1. -buildmode: set to build an executable
2. -extld: reference to the external linker

Finally, we have the output we want; the output of b001 is the main binary.

Similarities with Bazel

The building of an action graph in order to have efficient caching is the same idea the build tool Bazel uses for fast builds. Golang’s actionid and contentid map neatly to the action cache and the content-addressable store (CAS) Bazel uses in caching. Bazel is a product of Google, so is Golang. It would make sense that they would have a similar philosophy of how to build software quickly and reliably.
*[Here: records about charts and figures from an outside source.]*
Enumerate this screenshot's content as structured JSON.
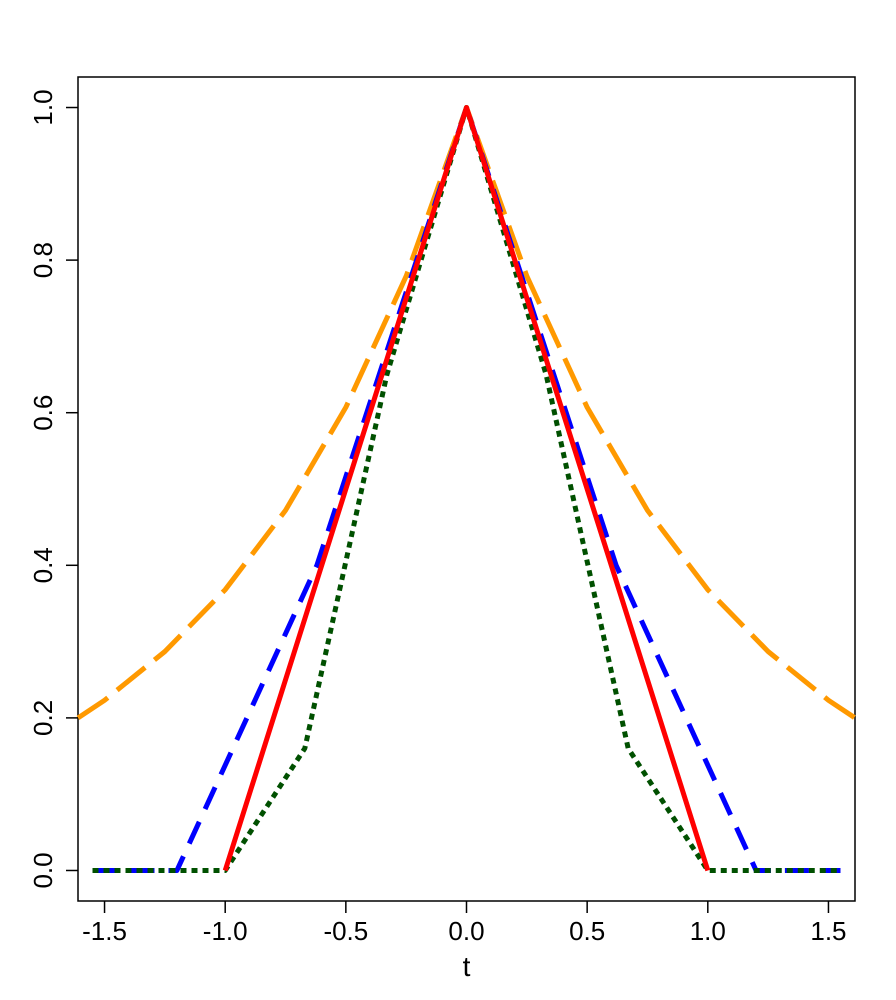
{
  "chart_data": {
    "type": "line",
    "xlabel": "t",
    "ylabel": "",
    "title": "",
    "xlim": [
      -1.61,
      1.61
    ],
    "ylim": [
      -0.04,
      1.04
    ],
    "x_ticks": [
      "-1.5",
      "-1.0",
      "-0.5",
      "0.0",
      "0.5",
      "1.0",
      "1.5"
    ],
    "y_ticks": [
      "0.0",
      "0.2",
      "0.4",
      "0.6",
      "0.8",
      "1.0"
    ],
    "grid": false,
    "legend": "none",
    "series": [
      {
        "color": "#ff9900",
        "dash": "longdash",
        "x": [
          -1.61,
          -1.5,
          -1.25,
          -1.0,
          -0.75,
          -0.5,
          -0.25,
          0.0,
          0.25,
          0.5,
          0.75,
          1.0,
          1.25,
          1.5,
          1.61
        ],
        "y": [
          0.2,
          0.223,
          0.287,
          0.368,
          0.472,
          0.607,
          0.779,
          1.0,
          0.779,
          0.607,
          0.472,
          0.368,
          0.287,
          0.223,
          0.2
        ]
      },
      {
        "color": "#0000ff",
        "dash": "dashed",
        "x": [
          -1.55,
          -1.2,
          -0.62,
          0.0,
          0.62,
          1.2,
          1.55
        ],
        "y": [
          0.0,
          0.0,
          0.4,
          1.0,
          0.4,
          0.0,
          0.0
        ]
      },
      {
        "color": "#005000",
        "dash": "dotted",
        "x": [
          -1.55,
          -1.0,
          -0.67,
          -0.33,
          0.0,
          0.33,
          0.67,
          1.0,
          1.55
        ],
        "y": [
          0.0,
          0.0,
          0.16,
          0.65,
          1.0,
          0.65,
          0.16,
          0.0,
          0.0
        ]
      },
      {
        "color": "#ff0000",
        "dash": "solid",
        "x": [
          -1.0,
          0.0,
          1.0
        ],
        "y": [
          0.0,
          1.0,
          0.0
        ]
      }
    ]
  }
}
In Bazel’s rules_go package you can see how it reimplements go build in its builder code. This is a very clean implementation because the action graph, the folder management, and the caching are handled externally by Bazel.

The Next Steps

go build does a lot to compile a program that does nothing! I didn’t even get into much specific detail about the tools (compile asm) or their inputs and output files ( .a .o .s). Also, we are still only compiling the most basic program. We could add complications like:

1. importing another package, e.g. using fmt to print Hello World adds another 23 actions to the action graph
2. having a go.mod file referencing external packages
3. Setting GOOS and GOARCH to other architectures, e.g. compiling to WASM has entirely different actions and arguments

Running go build and inspecting logs is a very top-down approach to learning how the Golang compiler works. It is a great starting point to dive into more resources like:

1. Introduction to the Go compiler
2. Go: Overview of the Compiler
3. Go at Google: Language Design in the Service of Software Engineering
4. Source code like build.go the definition of the go build command, or compile/main.go the entry point to go tool compile

There is a lot of information out there so still lots to learn about compiling the simplest program.